Несколько дней назад я послала e-mail в The Sperm Bank of New York, самый лучший банк спермы в США. Они строже всех хранят тайну, делают самые лучшие генетические тесты, и у них самые полные каталоги. Через месяц я лечу на встречу с их генетиком. В принципе это всего лишь формальность. Мне бы хотелось девочку. Я послала им свой профиль. Ты даже не представляешь себе, как много доноров с IQ выше 140! Кроме того, донор должен быть «из музыкально одаренной среды», иметь докторскую степень и происходить из Европы. Мне прислали список фамилий более чем 300 доноров. Я выбрала только тех, у кого были польские фамилии.
Я задумалась, какие глаза были у Элджота. Он говорил, серые. А мне они виделись зелеными. Когда я выбрала зеленые глаза и присовокупила докторскую степень в точных науках, остались только 4 донора. На одном из них я остановлюсь после разговора с генетиком в Нью-Йорке.
Вот уже и утро начинается. Сегодня воскресенье. 30 апреля. Это особенный день. Для этого дня у меня два специальных бокала. Но это на вечер. Вечером я буду слушать «Богему» Пуччини, закурю сигару, привезенную мной из Дублина, и выпью самого лучшего шампанского. В перерыве между первым и вторым актами.
Из твоего бокала тоже выпью. Всего самого прекрасного тебе в день твоего рождения, Элджот…
Дженнифер
P.S. Когда рожу дочку, дам ей имя Лора Джейн.
ОНА: Подъезжали к Франкфурту-на-Одере. Она взяла бутылку минералки и взглянула на него. Включенный ноутбук лежал у него на коленях, а сам он сидел, прижав правую руку к сердцу, и всматривался в окно. У нее тоже иногда бывало, что, глубоко задумавшись над чем-то, она сидела с отсутствующим взглядом. Веки не опускаются, зрачки расширены и совершенно неподвижны. Устремлены в одну точку. Как сейчас у него. Но в этом было что-то неестественное. И рука на сердце, и застывший взгляд. На его лице отражалась печаль. Почти что боль.

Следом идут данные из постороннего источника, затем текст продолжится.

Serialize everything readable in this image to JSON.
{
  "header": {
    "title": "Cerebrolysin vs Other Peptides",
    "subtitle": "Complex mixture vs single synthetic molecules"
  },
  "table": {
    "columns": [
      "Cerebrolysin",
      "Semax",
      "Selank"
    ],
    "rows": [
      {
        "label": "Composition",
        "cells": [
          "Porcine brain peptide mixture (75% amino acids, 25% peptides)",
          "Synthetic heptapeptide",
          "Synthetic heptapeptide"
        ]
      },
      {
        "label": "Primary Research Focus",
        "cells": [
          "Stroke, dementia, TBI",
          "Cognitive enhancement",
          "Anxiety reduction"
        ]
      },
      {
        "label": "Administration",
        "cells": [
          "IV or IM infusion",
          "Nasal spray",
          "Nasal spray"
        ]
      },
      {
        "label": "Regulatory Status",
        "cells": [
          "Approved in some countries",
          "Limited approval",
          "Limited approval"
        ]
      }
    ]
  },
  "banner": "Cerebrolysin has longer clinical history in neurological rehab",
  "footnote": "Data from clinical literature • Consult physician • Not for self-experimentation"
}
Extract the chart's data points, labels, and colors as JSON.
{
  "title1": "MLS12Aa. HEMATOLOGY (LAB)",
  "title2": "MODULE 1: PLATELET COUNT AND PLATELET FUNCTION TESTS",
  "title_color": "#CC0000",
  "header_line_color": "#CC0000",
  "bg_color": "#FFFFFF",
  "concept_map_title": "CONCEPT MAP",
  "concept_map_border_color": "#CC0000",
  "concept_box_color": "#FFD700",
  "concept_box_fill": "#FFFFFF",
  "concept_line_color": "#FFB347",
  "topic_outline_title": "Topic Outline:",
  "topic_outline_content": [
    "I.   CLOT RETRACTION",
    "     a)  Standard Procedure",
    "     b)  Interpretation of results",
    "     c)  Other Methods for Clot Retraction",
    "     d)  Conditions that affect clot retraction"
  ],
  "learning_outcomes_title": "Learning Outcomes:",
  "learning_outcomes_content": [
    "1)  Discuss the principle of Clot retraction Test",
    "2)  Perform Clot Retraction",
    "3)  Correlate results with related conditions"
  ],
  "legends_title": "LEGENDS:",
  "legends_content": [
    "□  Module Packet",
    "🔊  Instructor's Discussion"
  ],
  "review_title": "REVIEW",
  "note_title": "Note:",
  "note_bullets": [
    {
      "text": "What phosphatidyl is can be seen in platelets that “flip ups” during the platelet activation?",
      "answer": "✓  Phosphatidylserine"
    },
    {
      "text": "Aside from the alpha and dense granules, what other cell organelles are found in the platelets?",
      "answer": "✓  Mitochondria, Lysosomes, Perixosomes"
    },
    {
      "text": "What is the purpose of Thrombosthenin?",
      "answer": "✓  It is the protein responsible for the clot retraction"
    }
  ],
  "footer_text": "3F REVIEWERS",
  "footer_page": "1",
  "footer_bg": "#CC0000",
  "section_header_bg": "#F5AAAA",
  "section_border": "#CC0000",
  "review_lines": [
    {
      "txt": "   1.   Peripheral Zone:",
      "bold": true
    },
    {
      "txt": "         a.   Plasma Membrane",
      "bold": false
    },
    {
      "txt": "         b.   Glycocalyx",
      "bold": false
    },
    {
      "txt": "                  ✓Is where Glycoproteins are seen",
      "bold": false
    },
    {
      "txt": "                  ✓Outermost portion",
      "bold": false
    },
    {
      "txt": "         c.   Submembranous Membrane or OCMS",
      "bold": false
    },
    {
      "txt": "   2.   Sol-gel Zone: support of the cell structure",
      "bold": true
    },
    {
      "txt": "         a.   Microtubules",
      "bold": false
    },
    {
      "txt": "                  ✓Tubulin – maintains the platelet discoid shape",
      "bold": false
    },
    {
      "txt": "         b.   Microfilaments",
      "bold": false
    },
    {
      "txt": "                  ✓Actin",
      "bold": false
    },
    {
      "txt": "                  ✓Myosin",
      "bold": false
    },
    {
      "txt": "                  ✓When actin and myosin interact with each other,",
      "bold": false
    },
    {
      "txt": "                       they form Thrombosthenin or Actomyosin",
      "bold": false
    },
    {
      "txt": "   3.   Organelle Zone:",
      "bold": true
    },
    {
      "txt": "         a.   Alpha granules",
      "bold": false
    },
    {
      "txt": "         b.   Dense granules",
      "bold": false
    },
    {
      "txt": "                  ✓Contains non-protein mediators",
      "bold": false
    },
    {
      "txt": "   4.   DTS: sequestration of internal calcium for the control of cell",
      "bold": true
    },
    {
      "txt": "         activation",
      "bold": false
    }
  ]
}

Дверь открылась. В купе заглянул старик и принялся громко читать номера мест. Он обратился по-немецки к сидящему:
– У вас на это место билет?
Тот не реагировал. Старик повторил вопрос, и когда тот опять не отреагировал, решился дотронуться до его плеча.
– Простите, у вас тоже билет на это место?
Сидящий выглядел так, будто его внезапно разбудили.
Он тут же встал, освободив место старику.
– Нет. У меня нет билета на это место. У меня вообще нет билета. Можете быть спокойны, это ваше место.
Он выключил ноутбук и положил его в кожаную сумку. Осторожно, чтобы никого не задеть, снял свой чемодан. Вывез его в коридор. Сумку повесил себе на плечо. Снял с вешалки пиджак и перебросил его через сумку с ноутбуком. Обернулся к сидящим в купе и грустно взглянул на нее. Попрощался со всеми по-польски и по-немецки и вышел. Больше она его не видела.